Kurt Beck tritt als Nachfolger an. Aus gesundheitlicher Sicht ist das für die angeschlagene SPD keine Besserung. Zwar ist es richtig, daß der Vorsitzende einer Partei den Ausschlag geben sollte. Das aber mit der Kraft seiner Argumente und nicht durch Körperfülle.

Der historisch bewanderte Bürger stellte sich angesichts der angekündigten Kanzlerkandidatur von Beck die bange die Frage, ob das Land künftig wieder von einem Dicken aus Rheinland-Pfalz regiert wird. So was kann auch der ärmsten Sau auf den Magen schlagen.
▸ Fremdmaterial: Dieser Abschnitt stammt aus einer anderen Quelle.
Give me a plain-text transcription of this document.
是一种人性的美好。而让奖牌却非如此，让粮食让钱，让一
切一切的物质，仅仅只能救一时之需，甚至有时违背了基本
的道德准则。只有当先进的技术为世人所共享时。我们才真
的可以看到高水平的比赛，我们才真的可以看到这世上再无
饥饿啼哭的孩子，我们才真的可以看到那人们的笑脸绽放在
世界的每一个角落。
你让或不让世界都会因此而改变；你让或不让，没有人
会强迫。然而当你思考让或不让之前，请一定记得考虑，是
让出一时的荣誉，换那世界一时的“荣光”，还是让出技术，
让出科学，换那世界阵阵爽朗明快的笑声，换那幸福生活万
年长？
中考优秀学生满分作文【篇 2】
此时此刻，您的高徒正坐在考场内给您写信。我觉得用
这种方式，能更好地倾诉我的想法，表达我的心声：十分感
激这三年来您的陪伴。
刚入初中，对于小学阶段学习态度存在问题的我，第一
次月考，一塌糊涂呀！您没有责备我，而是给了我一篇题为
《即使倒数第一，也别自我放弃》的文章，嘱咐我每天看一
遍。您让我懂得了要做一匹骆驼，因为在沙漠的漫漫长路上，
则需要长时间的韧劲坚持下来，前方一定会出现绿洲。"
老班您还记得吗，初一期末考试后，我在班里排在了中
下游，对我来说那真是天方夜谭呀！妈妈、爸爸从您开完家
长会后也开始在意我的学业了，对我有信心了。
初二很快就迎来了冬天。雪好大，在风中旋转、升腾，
Aber die SPD ist halt, was sie is(s)t. Wenn sie sich mit Kurt Beck ins nächste Unglück stürzen will, sollte sie niemand daran hindern. Schließlich ist vom letzen Wahlergebnis aus betrachtet noch viel Luft nach unten hin. Herrn Beck sollte sich jedoch zwei Dinge zu Herzen nehmen: Bart ab und Speck weg. Letzteres vielleicht durch ausgiebige Fahrradtouren mit einem anderen ehemaligen SPD-Vorsitzenden und Ex-Bartträger. Zur Sicherheit aber bitte mit Helm!